Een traditionele dorpsgemeenschap
Een traditioneel dorp heeft duidelijke kenmerken. Die zijn ook zeker te vinden in Frederiksoord. Daar wil ik nu nog niet op in gaan, dat komt terug bij Ontstaan Frederiksoord. Hier wil ik nu ingaan op het ontstaan van dorpen en steden in de 15de, 16de en 17de eeuw. Deze tijden vinden plaats in de Late Middeleeuwen en de Renaissance. Daar is duidelijk te zien hoe dat ging en wat de verschillen zijn.
Een van de belangrijkste kenmerken uit de Late Middeleeuwen is dat Europa ging verstedelijken. Overal werden handelssteden opgericht. Dit kwam doordat er op het platteland snel vernieuwingen plaats vonden. Men kon steeds meer oogst behalen omdat er beter gereedschap kwam. IJzeren ploegen met wielen, hoefijzers voor paarden en een trekspan. Door deze verbeteringen werd het voor boeren veel minder zwaar om het land te bewerken. Daardoor kwam er meer oogst en hield men op ten duur zelfs oogst over. Dat werd dan verkocht op de markt.
Op de markt waren het niet de boeren zelf die hun spullen gingen verhandelen. Dat ging door middel van handelslieden. Zij kwamen samen en probeerden voor hun zo gunstige mogelijke deal te sluiten. Toch was het niet altijd even makkelijk om te handelen omdat men overal vandaan kwam. Daar moest dus een oplossing voor komen. Men ging zoveel mogelijk bij elkaar wonen op een gunstige locatie. Dit was meestal bij een rivier, aan een zee of op een kruispunt van een handelsroute. Op die manier ontstonden steden. Een voorbeeld van een stad die deze ontwikkeling doormaakte is Antwerpen. Rond 1400 nog een betrekkelijk kleine stad maar daarna door de opbloeiende handel was het rond 1500 een van Europa’s grootste handelssteden.
Er kwam hierdoor een tweedeling in het land.
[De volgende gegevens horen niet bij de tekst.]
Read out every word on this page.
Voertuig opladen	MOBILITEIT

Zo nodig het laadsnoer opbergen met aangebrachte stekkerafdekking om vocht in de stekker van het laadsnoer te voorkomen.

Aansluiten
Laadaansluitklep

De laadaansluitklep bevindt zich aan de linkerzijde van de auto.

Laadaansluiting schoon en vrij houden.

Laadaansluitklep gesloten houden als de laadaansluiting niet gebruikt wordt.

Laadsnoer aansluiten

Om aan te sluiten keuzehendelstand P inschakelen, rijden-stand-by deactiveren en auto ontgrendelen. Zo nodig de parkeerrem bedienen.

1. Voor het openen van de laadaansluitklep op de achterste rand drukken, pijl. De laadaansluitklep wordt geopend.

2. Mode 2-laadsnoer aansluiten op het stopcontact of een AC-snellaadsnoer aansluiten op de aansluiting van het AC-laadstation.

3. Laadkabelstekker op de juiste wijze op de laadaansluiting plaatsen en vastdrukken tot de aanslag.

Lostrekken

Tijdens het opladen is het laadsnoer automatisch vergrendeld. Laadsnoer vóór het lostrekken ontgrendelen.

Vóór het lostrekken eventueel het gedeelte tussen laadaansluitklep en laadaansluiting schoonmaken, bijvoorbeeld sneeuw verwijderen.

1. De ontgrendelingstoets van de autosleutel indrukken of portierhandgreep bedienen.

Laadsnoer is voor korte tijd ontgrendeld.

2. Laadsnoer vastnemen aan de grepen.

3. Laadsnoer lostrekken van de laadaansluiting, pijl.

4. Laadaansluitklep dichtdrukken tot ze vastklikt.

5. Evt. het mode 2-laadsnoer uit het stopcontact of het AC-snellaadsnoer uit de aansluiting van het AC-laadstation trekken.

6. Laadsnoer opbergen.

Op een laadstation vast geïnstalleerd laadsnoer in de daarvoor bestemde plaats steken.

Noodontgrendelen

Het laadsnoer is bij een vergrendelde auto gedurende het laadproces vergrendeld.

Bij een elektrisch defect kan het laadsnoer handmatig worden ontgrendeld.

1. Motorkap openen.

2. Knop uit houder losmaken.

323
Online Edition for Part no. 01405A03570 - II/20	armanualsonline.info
De mensen die meer wilde proeven van “het geluk” gingen verhuizen naar de nieuwe, opkomende steden. Aan de andere kant gingen mensen op het platteland wonen om daar zich bezig te houden met landbouw en niet wilden wonen in de drukte van een stad. De dorpen werden groter en kregen een zeer traditionele indeling.
De kerk stond altijd in het midden en daar werden in eerste instantie wat huisjes om heen gebouwd. Doordat er mensen uit de stad richting de dorpen trokken gingen de mensen daar gewoonweg om heen wonen. Er kwam een bakker en een dokter die een wat grotere woning hadden en daardoor wat afstaken van de andere, kleinere huisjes. Het was een zeer georganiseerde samenleving.
In de Renaissance ging dit sterk door en beginnen steeds meer dorpen te vervagen tegenover grote steden die opkomen. Deze periode staat in Nederland bekend als de Gouden Eeuw vanaf 1600-1700. België was daarentegen met steden als Antwerpen al veel eerder. Hun Gouden Eeuw was tussen 1500-1600. Steden werden groter en daardoor bleven veel dorpjes klein. Het leuke daaraan is dat we tegenwoordig nog steeds kunnen zien wat nou precies in deze tijd al een klein dorpje was. Veel van die dorpen zijn de laatste 100/200 jaar wel gegroeid maar de kenmerken zijn nog steeds goed te zien. De kerk staat centraal in de plaats, er is een duidelijke dokterswoning, de huisjes waar men in woonde zijn aanzienlijk kleiner als de rest en hebben vrijwel allemaal hetzelfde idee qua bouw en er is een groter huis te vinden van meestal een adellijke familie of een burgemeester.